Did you REALLY have to twitter about our sex last night?
I'm blazed at jack in the box and my order number is 420. I wish everything in the world made this much sense.
Oh god. There is a bite mark in the bar of soap. Please tell me I was not that wasted.
We don't need a hotel, we'll just sleep in the post office.
Restaurants Roasting People Who Gave Them Negative Yelp Reviews (25 Pics)
We're trying to decide between cracker barrel an the ER
Walt I've been the third wheel taking shotssssssssssssssssolo. Each s is for each solo shot.
do you remember yelling at the waitress that you were a power bottom?
130 PACKAGES of glow sticks! The going rate of a rave is $38.30! GET READY FOR THE GLORGY!!!!!!!!!!!!
You guys don't happened to be dressed as gladiators, do you?
Woman Posts Harassing DMs From Creep Online, Now He’s Upset Because People Told His Mom
If I have to masturbate more than twice a week you fail as a fuck buddy. Just so you know...................you failed
Would it be totally inappropriate to have his frat and our sorority Teebowing our exit from the abortion clinic?

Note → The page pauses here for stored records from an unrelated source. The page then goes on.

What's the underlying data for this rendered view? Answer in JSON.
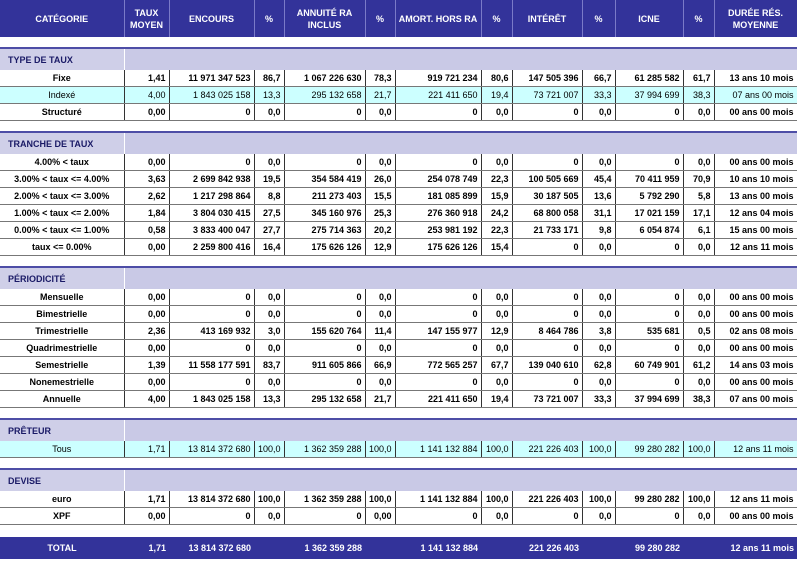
{
  "headers": [
    "CATÉGORIE",
    "TAUX MOYEN",
    "ENCOURS",
    "%",
    "ANNUITÉ RA INCLUS",
    "%",
    "AMORT. HORS RA",
    "%",
    "INTÉRÊT",
    "%",
    "ICNE",
    "%",
    "DURÉE RÉS. MOYENNE"
  ],
  "sections": [
    {
      "title": "TYPE DE TAUX",
      "rows": [
        {
          "style": "bold",
          "cells": [
            "Fixe",
            "1,41",
            "11 971 347 523",
            "86,7",
            "1 067 226 630",
            "78,3",
            "919 721 234",
            "80,6",
            "147 505 396",
            "66,7",
            "61 285 582",
            "61,7",
            "13 ans 10 mois"
          ]
        },
        {
          "style": "hl",
          "cells": [
            "Indexé",
            "4,00",
            "1 843 025 158",
            "13,3",
            "295 132 658",
            "21,7",
            "221 411 650",
            "19,4",
            "73 721 007",
            "33,3",
            "37 994 699",
            "38,3",
            "07 ans 00 mois"
          ]
        },
        {
          "style": "bold",
          "cells": [
            "Structuré",
            "0,00",
            "0",
            "0,0",
            "0",
            "0,0",
            "0",
            "0,0",
            "0",
            "0,0",
            "0",
            "0,0",
            "00 ans 00 mois"
          ]
        }
      ]
    },
    {
      "title": "TRANCHE DE TAUX",
      "rows": [
        {
          "style": "bold",
          "cells": [
            "4.00% < taux",
            "0,00",
            "0",
            "0,0",
            "0",
            "0,0",
            "0",
            "0,0",
            "0",
            "0,0",
            "0",
            "0,0",
            "00 ans 00 mois"
          ]
        },
        {
          "style": "bold",
          "cells": [
            "3.00% < taux <= 4.00%",
            "3,63",
            "2 699 842 938",
            "19,5",
            "354 584 419",
            "26,0",
            "254 078 749",
            "22,3",
            "100 505 669",
            "45,4",
            "70 411 959",
            "70,9",
            "10 ans 10 mois"
          ]
        },
        {
          "style": "bold",
          "cells": [
            "2.00% < taux <= 3.00%",
            "2,62",
            "1 217 298 864",
            "8,8",
            "211 273 403",
            "15,5",
            "181 085 899",
            "15,9",
            "30 187 505",
            "13,6",
            "5 792 290",
            "5,8",
            "13 ans 00 mois"
          ]
        },
        {
          "style": "bold",
          "cells": [
            "1.00% < taux <= 2.00%",
            "1,84",
            "3 804 030 415",
            "27,5",
            "345 160 976",
            "25,3",
            "276 360 918",
            "24,2",
            "68 800 058",
            "31,1",
            "17 021 159",
            "17,1",
            "12 ans 04 mois"
          ]
        },
        {
          "style": "bold",
          "cells": [
            "0.00% < taux <= 1.00%",
            "0,58",
            "3 833 400 047",
            "27,7",
            "275 714 363",
            "20,2",
            "253 981 192",
            "22,3",
            "21 733 171",
            "9,8",
            "6 054 874",
            "6,1",
            "15 ans 00 mois"
          ]
        },
        {
          "style": "bold",
          "cells": [
            "taux <= 0.00%",
            "0,00",
            "2 259 800 416",
            "16,4",
            "175 626 126",
            "12,9",
            "175 626 126",
            "15,4",
            "0",
            "0,0",
            "0",
            "0,0",
            "12 ans 11 mois"
          ]
        }
      ]
    },
    {
      "title": "PÉRIODICITÉ",
      "rows": [
        {
          "style": "bold",
          "cells": [
            "Mensuelle",
            "0,00",
            "0",
            "0,0",
            "0",
            "0,0",
            "0",
            "0,0",
            "0",
            "0,0",
            "0",
            "0,0",
            "00 ans 00 mois"
          ]
        },
        {
          "style": "bold",
          "cells": [
            "Bimestrielle",
            "0,00",
            "0",
            "0,0",
            "0",
            "0,0",
            "0",
            "0,0",
            "0",
            "0,0",
            "0",
            "0,0",
            "00 ans 00 mois"
          ]
        },
        {
          "style": "bold",
          "cells": [
            "Trimestrielle",
            "2,36",
            "413 169 932",
            "3,0",
            "155 620 764",
            "11,4",
            "147 155 977",
            "12,9",
            "8 464 786",
            "3,8",
            "535 681",
            "0,5",
            "02 ans 08 mois"
          ]
        },
        {
          "style": "bold",
          "cells": [
            "Quadrimestrielle",
            "0,00",
            "0",
            "0,0",
            "0",
            "0,0",
            "0",
            "0,0",
            "0",
            "0,0",
            "0",
            "0,0",
            "00 ans 00 mois"
          ]
        },
        {
          "style": "bold",
          "cells": [
            "Semestrielle",
            "1,39",
            "11 558 177 591",
            "83,7",
            "911 605 866",
            "66,9",
            "772 565 257",
            "67,7",
            "139 040 610",
            "62,8",
            "60 749 901",
            "61,2",
            "14 ans 03 mois"
          ]
        },
        {
          "style": "bold",
          "cells": [
            "Nonemestrielle",
            "0,00",
            "0",
            "0,0",
            "0",
            "0,0",
            "0",
            "0,0",
            "0",
            "0,0",
            "0",
            "0,0",
            "00 ans 00 mois"
          ]
        },
        {
          "style": "bold",
          "cells": [
            "Annuelle",
            "4,00",
            "1 843 025 158",
            "13,3",
            "295 132 658",
            "21,7",
            "221 411 650",
            "19,4",
            "73 721 007",
            "33,3",
            "37 994 699",
            "38,3",
            "07 ans 00 mois"
          ]
        }
      ]
    },
    {
      "title": "PRÊTEUR",
      "rows": [
        {
          "style": "hl",
          "cells": [
            "Tous",
            "1,71",
            "13 814 372 680",
            "100,0",
            "1 362 359 288",
            "100,0",
            "1 141 132 884",
            "100,0",
            "221 226 403",
            "100,0",
            "99 280 282",
            "100,0",
            "12 ans 11 mois"
          ]
        }
      ]
    },
    {
      "title": "DEVISE",
      "rows": [
        {
          "style": "bold",
          "cells": [
            "euro",
            "1,71",
            "13 814 372 680",
            "100,0",
            "1 362 359 288",
            "100,0",
            "1 141 132 884",
            "100,0",
            "221 226 403",
            "100,0",
            "99 280 282",
            "100,0",
            "12 ans 11 mois"
          ]
        },
        {
          "style": "bold",
          "cells": [
            "XPF",
            "0,00",
            "0",
            "0,0",
            "0",
            "0,00",
            "0",
            "0,0",
            "0",
            "0,0",
            "0",
            "0,0",
            "00 ans 00 mois"
          ]
        }
      ]
    }
  ],
  "total": [
    "TOTAL",
    "1,71",
    "13 814 372 680",
    "",
    "1 362 359 288",
    "",
    "1 141 132 884",
    "",
    "221 226 403",
    "",
    "99 280 282",
    "",
    "12 ans 11 mois"
  ]
}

We got hammered last night and I woke up this morning with texts from 'iron maiden chick.' wtf?
SOME DUDE PUT OUT FOR A MCCHICKEN AND YET YOU STILL WON'T FUCK ME
Accidentally drunk dialed my mom last night. Started the conversation with "Where you at girl?"
Just so we're clear, drunk and naked is not appropriate attire for Thanksgiving. Do it this year and Grandma will ban you for life.